Purelink: To/Deep 12″ EP
Chicago’s Purelink have been making waves with a distinctive blend of ambient, dub, and liquid drum’n’bass somewhere in the vicinity of releases on labels like xpq? and West Mineral Ltd. — music to swim inside rather than dance to. Their
newest EP contains two of their most refreshing tracks yet, as well as two in-demand classics now on vinyl for the first time. “Earth To” tiptoes around ambient jungle but doesn’t plunge right in, yet it’s awash in luscious, soothing textures. “Not That Deep” similarly feels like dub techno without the beats, but there’s no need for them as the rippling echoes carry enough weight to move you. “Maintain the Bliss”, the first of the two tracks that appeared digitally in 2021, is another gentle whirlpool of sound, living up to its title by not “going anywhere” but cozying into an ecstatic state and holding onto it. “Head on a Swivel” is maybe my favorite track of the EP, with more forceful jungle breaks and clicks’n’cuts suspended in a sort of aquamarine gas, steered by deep bass pulsations.
April 23, 2023 at 4:27 pm | Posted in Reviews | Leave a comment

Sharkiface: Climax In A Process
Angela Edwards has crossed paths with several experimental/underground music luminaries since the ’90s, including Daniel Johnston, Ju Suk Reet Meate, Leslie Keffer, Tomeka Reid, and so many others. She’s released music as Sharkiface since the 2000s, but this is her first full
solo album, containing older as well as newer material, but it’s not specified when the pieces were recorded. Anyway, her music is often vocal-based, especially the opener, “Melancholeta”, which starts by building up a flurry of breathy moans before continuing with cryptic low-pitched whispering. Other tracks fold the vocals within the acoustic strokes and tape manipulation. “Pan & Echo” uses both of those effects, stretching strings and shivering voices into glassy audio sculptures. “Hour of the Wolf” is more upfront, with poetic dialogue, but “Mystery” hides wisps of voices behind creaking and wind. After the brief, clanging “Garden Party”, the rest of the album is taken up by the six-movement “Climax In A Process”. This suite has more obvious tape manipulations than the other pieces, and seems more electronic, especially with moments like the repetitive synth tones and feedback wash of the second movement. The fourth movement plays around with tape micro-loops which vary in speed, from slow murmurations yanked up to rapid yip-yip-yips, then fragmented into tough, acidic static. The 15-minute fifth movement is a hypnotic collage of ticking and striking clocks, and it gets deeper and more intricate as it evolves. Genuinely haunting.

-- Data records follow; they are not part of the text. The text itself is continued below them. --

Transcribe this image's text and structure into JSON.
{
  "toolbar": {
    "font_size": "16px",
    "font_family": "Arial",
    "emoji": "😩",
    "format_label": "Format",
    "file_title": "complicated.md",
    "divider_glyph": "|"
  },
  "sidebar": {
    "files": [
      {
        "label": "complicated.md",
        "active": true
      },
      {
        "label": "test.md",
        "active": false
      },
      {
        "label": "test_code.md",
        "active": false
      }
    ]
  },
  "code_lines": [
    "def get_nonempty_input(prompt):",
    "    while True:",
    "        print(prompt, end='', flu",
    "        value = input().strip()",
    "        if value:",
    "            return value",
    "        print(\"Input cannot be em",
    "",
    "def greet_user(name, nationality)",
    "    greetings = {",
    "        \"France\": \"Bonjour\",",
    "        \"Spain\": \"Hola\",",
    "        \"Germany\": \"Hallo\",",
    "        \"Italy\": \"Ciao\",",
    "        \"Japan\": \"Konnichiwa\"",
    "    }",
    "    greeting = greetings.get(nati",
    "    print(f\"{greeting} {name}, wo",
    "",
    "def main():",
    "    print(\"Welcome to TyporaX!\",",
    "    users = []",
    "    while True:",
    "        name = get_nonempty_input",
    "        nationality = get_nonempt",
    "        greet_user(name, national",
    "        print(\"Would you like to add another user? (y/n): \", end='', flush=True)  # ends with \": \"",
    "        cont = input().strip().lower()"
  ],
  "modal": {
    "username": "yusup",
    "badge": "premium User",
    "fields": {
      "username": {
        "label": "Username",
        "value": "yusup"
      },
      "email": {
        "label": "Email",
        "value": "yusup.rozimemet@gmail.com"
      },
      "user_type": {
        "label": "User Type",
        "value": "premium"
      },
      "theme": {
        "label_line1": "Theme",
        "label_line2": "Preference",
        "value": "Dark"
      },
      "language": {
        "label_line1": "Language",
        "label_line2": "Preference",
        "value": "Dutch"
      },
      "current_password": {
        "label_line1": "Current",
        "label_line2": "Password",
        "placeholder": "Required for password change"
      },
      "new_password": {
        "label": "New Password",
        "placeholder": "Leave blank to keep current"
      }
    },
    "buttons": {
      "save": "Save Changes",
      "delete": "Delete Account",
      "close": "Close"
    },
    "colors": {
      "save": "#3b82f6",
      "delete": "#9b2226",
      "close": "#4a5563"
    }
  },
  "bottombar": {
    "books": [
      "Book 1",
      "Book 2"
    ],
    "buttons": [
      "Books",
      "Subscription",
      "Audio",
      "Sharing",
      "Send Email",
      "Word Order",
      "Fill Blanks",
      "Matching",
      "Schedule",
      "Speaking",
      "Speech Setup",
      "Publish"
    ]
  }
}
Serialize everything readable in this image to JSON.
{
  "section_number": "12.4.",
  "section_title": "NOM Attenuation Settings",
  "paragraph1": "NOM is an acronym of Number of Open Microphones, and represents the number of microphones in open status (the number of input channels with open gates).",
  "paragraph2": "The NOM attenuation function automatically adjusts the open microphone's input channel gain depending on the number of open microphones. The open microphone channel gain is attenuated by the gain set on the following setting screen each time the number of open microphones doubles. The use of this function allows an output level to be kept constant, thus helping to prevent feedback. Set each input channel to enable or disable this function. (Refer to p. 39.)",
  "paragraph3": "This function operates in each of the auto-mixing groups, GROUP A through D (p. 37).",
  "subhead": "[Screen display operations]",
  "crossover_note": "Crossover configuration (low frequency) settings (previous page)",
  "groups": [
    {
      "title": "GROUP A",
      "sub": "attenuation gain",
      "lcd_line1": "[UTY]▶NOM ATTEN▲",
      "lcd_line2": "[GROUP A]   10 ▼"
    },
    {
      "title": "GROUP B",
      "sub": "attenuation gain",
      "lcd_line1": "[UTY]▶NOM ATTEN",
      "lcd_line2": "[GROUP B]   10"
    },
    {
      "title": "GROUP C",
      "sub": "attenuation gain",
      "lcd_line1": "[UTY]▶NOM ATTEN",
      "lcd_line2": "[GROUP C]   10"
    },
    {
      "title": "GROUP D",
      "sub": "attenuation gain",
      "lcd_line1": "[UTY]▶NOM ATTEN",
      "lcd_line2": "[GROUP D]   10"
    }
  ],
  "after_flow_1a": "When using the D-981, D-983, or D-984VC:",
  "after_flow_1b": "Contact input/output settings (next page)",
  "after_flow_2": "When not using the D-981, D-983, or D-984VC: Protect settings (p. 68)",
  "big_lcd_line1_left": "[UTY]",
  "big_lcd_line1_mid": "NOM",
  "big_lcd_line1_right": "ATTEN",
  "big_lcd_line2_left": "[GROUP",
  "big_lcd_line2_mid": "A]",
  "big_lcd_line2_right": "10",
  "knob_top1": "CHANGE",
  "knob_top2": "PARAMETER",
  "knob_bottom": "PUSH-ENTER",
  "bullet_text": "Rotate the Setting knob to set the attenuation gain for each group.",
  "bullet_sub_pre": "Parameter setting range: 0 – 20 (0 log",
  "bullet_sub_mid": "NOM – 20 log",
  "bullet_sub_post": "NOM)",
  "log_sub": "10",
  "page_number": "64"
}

April 16, 2023 at 12:52 pm | Posted in Reviews | Leave a comment

Seekersinternational presents Ragga Preservation Society: No Parasites EP
Canadian abstract dub crew Seekersinternational sometimes dip into jungle as Ragga Preservation Society, and
their latest EP arrives on the always reliable modernist hardcore imprint Sneaker Social Club. Four six-minute tracks, all mini-soundclash sessions rather than structured DJ tools. “No Parasites (Lickshot!)” has a long ambient midsection before it gets pulled back in with breakbeats. “Caught Up (Heart Breaks)” adds a familiar diva house sample to jazzy shuffling drums, then elevates the energy with ragga chatting, sirens, and thick ravey synths whooshing past in a Hooverian blur, to borrow a phrase from one of the group’s labelmates. “2 Gold Chain (Drive U Crazy)” doesn’t go for high speed, instead rushing memories of ’80s R&B into a sweet haze. “Original of the Original” is more repetitive than the others, looping the title phrase along with a busted break in a slow, dubby crawl. Not quite an all-directions-at-once free-for-all like other SKRS releases, nor a straightforward record of any genre,
No Parasites is an intense bunch of overlapping memories which fires up when it has to, but otherwise keeps it boiling and bubbling.